Elle s'oppose donc à titre principal à toute condamnation in solidum et action récursoire.
Réponse de la cour
Il sera liminairement rappelé que le marché ayant été signé en 2007, les règles du Code civil applicables sont celles qui sont antérieures à l'entrée en vigueur de l'Ordonnance du 10 février 2016.
Selon les dispositions de l'article 1134 du Code civil : ' Les conventions légalement formées tiennent lieu de loi à ceux qui les ont faites.
Elles ne peuvent être révoquées que de leur consentement mutuel, ou pour les causes que la loi autorise.
Elles doivent être exécutées de bonne foi.'
Selon les dispositions de l'article 1147 du Code civil : 'Le débiteur est condamné, s'il y a lieu, au paiement de dommages et intérêts, soit à raison de l'inexécution de l'obligation, soit à raison du retard dans l'exécution, toutes les fois qu'il ne justifie pas que l'inexécution provient d'une cause étrangère qui ne peut lui être imputée, encore qu'il n'y ait aucune mauvaise foi de sa part.'
La société d'Architecture des Contours, maître d'oeuvre, et la société Bureau Veritas, sont liées par un contrat au maître de l'ouvrage, la CIUP, et sont tenues par les obligations résultant des missions qui leur ont été confiées.
La société SGD Gallo, entreprise chargée du gros-oeuvre, plâtrerie, faux-plafonds, menuiseries intérieures, agencement mobilier, revêtements de sols, peintures est tenue à l'égard du maître de l'ouvrage, de l'obligation de livrer un ouvrage exempt de vice dont elle ne peut s'exonérer s'agissant d'une obligation de résultat que par la preuve d'une cause extérieure insurmontable.

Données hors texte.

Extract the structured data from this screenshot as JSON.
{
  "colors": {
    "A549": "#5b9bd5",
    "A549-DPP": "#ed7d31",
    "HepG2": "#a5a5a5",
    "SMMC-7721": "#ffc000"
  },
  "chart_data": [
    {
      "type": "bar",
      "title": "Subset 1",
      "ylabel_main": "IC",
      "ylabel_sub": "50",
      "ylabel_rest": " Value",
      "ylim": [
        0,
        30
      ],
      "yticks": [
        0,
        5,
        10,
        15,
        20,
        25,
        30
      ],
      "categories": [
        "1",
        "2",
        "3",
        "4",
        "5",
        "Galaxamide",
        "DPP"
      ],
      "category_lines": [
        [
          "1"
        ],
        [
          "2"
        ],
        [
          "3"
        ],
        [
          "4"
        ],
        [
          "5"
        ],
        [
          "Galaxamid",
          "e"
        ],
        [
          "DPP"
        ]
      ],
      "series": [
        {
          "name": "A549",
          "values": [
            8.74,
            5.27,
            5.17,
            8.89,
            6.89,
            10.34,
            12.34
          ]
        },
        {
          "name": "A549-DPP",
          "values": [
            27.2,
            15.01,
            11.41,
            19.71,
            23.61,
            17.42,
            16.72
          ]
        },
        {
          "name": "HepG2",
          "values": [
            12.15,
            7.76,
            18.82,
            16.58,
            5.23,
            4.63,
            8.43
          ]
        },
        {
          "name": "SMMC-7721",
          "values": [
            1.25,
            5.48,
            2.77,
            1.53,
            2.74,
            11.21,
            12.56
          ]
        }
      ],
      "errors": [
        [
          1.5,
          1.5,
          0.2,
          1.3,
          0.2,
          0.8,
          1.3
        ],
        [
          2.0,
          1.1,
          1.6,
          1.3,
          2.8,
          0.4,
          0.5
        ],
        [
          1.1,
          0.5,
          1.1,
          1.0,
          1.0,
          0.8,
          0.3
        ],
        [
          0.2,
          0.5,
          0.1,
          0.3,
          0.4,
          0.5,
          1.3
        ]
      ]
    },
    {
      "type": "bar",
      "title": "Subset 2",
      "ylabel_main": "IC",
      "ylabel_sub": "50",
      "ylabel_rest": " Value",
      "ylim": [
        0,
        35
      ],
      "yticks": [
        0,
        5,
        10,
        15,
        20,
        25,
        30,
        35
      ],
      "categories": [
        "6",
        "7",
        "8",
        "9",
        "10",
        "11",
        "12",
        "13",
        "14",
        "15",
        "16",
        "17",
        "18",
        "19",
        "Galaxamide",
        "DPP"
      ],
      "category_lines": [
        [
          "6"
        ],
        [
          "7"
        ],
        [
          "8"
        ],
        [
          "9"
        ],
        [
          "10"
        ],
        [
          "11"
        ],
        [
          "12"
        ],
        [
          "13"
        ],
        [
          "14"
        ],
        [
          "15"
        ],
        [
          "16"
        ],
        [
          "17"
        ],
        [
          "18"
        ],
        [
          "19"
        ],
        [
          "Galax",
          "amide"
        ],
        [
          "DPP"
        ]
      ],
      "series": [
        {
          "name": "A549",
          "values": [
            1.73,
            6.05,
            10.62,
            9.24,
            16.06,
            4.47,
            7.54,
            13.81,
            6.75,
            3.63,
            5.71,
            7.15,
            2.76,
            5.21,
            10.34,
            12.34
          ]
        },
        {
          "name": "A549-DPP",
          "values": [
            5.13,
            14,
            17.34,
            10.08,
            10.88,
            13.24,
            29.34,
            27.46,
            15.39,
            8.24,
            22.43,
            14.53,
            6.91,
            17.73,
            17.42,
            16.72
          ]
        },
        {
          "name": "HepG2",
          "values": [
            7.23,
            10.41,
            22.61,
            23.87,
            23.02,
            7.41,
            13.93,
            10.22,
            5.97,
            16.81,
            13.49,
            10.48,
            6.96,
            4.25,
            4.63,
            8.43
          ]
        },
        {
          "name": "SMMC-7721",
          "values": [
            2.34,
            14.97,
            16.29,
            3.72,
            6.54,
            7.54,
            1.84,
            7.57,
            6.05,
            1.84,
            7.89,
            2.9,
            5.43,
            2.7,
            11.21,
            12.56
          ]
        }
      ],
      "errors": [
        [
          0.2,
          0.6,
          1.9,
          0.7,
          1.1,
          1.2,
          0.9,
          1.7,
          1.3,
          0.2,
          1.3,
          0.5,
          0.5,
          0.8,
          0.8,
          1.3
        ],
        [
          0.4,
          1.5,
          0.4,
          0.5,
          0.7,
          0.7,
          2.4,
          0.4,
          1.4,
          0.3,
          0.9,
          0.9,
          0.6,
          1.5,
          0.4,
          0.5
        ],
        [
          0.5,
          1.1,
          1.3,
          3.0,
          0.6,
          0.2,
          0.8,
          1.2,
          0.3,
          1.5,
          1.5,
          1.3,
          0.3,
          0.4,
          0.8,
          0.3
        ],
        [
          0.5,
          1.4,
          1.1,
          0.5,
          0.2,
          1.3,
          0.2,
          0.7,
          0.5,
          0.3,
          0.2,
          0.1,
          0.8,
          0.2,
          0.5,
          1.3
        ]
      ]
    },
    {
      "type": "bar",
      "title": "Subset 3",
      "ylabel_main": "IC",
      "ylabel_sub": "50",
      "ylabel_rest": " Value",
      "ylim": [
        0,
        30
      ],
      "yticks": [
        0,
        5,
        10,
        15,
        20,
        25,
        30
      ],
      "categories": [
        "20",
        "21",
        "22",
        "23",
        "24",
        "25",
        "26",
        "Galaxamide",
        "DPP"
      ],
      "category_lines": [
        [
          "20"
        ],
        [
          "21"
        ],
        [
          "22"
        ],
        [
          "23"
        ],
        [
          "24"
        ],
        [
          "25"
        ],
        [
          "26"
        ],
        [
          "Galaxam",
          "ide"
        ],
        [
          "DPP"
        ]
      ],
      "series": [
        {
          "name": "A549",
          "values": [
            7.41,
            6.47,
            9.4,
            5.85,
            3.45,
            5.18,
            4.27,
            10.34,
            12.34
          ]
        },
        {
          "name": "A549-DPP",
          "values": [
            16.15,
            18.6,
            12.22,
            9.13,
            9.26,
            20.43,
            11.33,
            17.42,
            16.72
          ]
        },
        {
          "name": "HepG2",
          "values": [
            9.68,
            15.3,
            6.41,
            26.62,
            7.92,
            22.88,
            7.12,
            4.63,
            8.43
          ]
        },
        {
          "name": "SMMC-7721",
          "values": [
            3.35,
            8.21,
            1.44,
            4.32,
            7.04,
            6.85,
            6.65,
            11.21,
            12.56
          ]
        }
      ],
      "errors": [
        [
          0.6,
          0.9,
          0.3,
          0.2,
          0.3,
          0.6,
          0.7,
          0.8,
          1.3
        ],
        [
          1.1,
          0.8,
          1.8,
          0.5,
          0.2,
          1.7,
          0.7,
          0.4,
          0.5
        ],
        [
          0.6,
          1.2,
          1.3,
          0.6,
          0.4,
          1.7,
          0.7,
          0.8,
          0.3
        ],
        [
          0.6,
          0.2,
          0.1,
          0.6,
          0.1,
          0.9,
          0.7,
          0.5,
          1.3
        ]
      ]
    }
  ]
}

La société Bureau Veritas a été chargée par convention des 27 et 29 mai 2008 d'une mission de contrôle technique relative à la solidité des ouvrages et des éléments d'équipement dissociables et indissociables, à la solidité des existants et à la sécurité des personnes et, selon la clause article 3-2 de la convention cette mission s'exerce au stade :
- de la phase de contrôle des documents de conception, avec la rédaction du rapport initial de contrôle technique
- de la phase du contrôle des documents d'exécution, avec l'examen des documents reçus des constructeurs
- de la phase du contrôle du chantier, avec l'examen d'ouvrages et d'éléments d'équipement, réalisés lors de visites inopinées.
La société ETS Guegan, sous-traitante de la société SGD Gallo pour l'exécution du lot menuiseries, et la société FHU Carpo, sous-traitante du lot maçonnerie carrelage et faux plafonds, toutes deux contractantes de l'entreprise principale sont, à l'égard du maître de l'ouvrage, tenues de répondre des conséquences de leur faute quasi-délictuelle sur le fondement de l'article 1382 du Code civil dès lors que celle-ci est à l'origine du dommage invoqué.
L'expert a constaté six catégories de désordres :
2-1- Les infiltrations sous le carrelage des meubles vasques et le décollement du carrelage des plans de vasque :
L'expert impute le désordre de décollement à l'utilisation inadaptée du médium comme support du carrelage et, au vu de la fiche technique 'Uni MDF Hydro Comfort' des panneaux selon laquelle ce matériau convient dans des pièces où l'humidité ambiante est élevée, constate que ce choix était inaproprié dans des douches où l'humidité est permanente, compte tenu de la fréquentation intensive de ce type de collectivité et alors que les plans vasques favorisent la stagnation de l'eau dans un milieu qui est est en réalité immergé.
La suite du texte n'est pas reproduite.